Stealthing ; contrainte. Le stealthing (le retrait d’un préservatif à l’insu de son ou sa partenaire durant un rapport sexuel) ne répond pas aux conditions de l’art. 191 CP (actes d’ordre sexuel commis sur une personne incapable de discernement ou de résistance), mais doit être considéré selon l’art. 198 CP (désagréments causés par la confrontation à un acte d’ordre sexuel). Le TF reconnaît que le stealthing porte atteinte à l’intégrité et à l’autodétermination en matière sexuelle, car c’est un caractère essentiel du rapport sexuel et prive la victime de sa liberté de décider du rapport sexuel de façon libre et responsable. Cependant, le TF considère que le deuxième élément constitutif de l’art. 191 CP, la contrainte, n’est pas donné, car la victime se trompe sur la nature protégée de l’acte, mais n’est pas dans un état de faiblesse qui existait avant l’acte et qui est exploité par l’auteur. L’acquittement est donc confirmé pour l’art. 191 CP, mais le TF relève que l’art. 198 CP est toutefois applicable dans le cas d’espèce.
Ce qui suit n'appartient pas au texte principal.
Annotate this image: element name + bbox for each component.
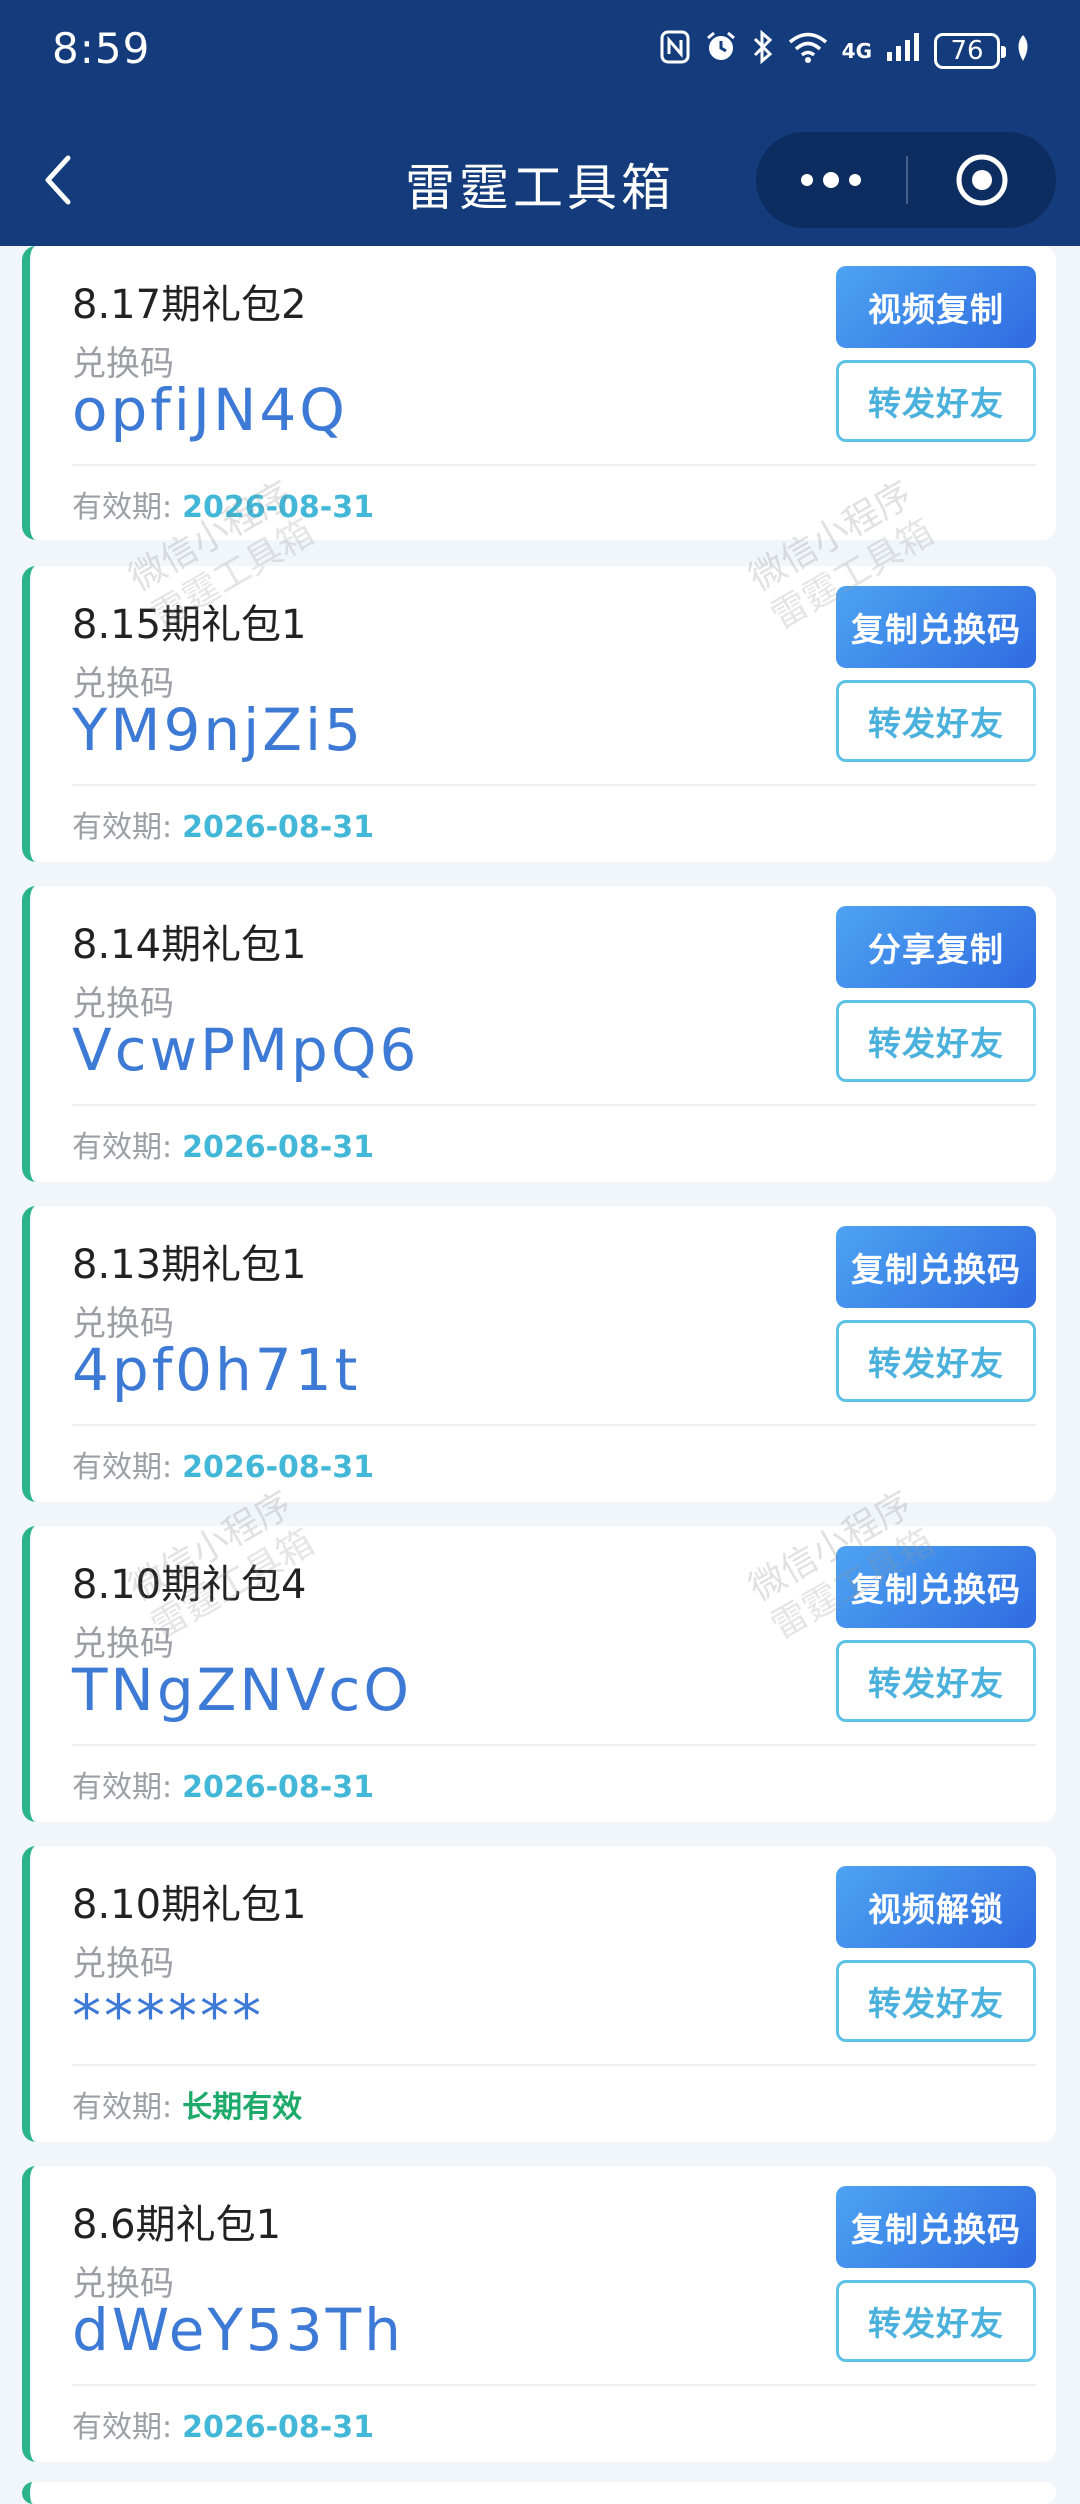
divider (72, 1104, 1036, 1106)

Contrainte sexuelle ; viol ; exigence de la contrainte ; rappel du droit en vigueur. De lege lata, les infractions de contrainte sexuelle (art. 189 CP) et de viol (art. 190 CP) ont pour élément constitutif l’exercice d’une contrainte. En l’espèce, bien qu’il soit possible que la recourante n’ait pas consenti aux rapports sexuels considérés, elle n’a pas manifesté son absence de consentement et rien ne permettait à l’intimé de s’en rendre compte. Il en résulte que les conditions d’application des art. 198 et 190 CP ne sont pas remplies. La question de savoir si la Convention du Conseil de l’Europe du 11 mai 2011 sur la prévention et la lutte contre la violence à l’égard des femmes et la violence domestique (Convention d’Istanbul) impose une interprétation de la loi conforme à la solution du consentement peut demeurer ouverte. D’une part, la Convention ne crée pas de droits subjectifs pour les Etats parties, si bien que la recourante ne saurait s’en prévaloir. D’autre part, une interprétation des art. 189 et 190 CP, fondée sur l’absence de consentement explicite plutôt que de la contrainte, violerait le principe de la légalité (art. 1 CP). Le TF ne dispose enfin d’aucune compétence pour modifier ces dispositions, étant précisé que, de lege ferenda, la solution privilégiée par la Commission des affaires juridiques est celle du refus manifesté (non, c’est non) plutôt que celle du consentement (oui, c’est oui).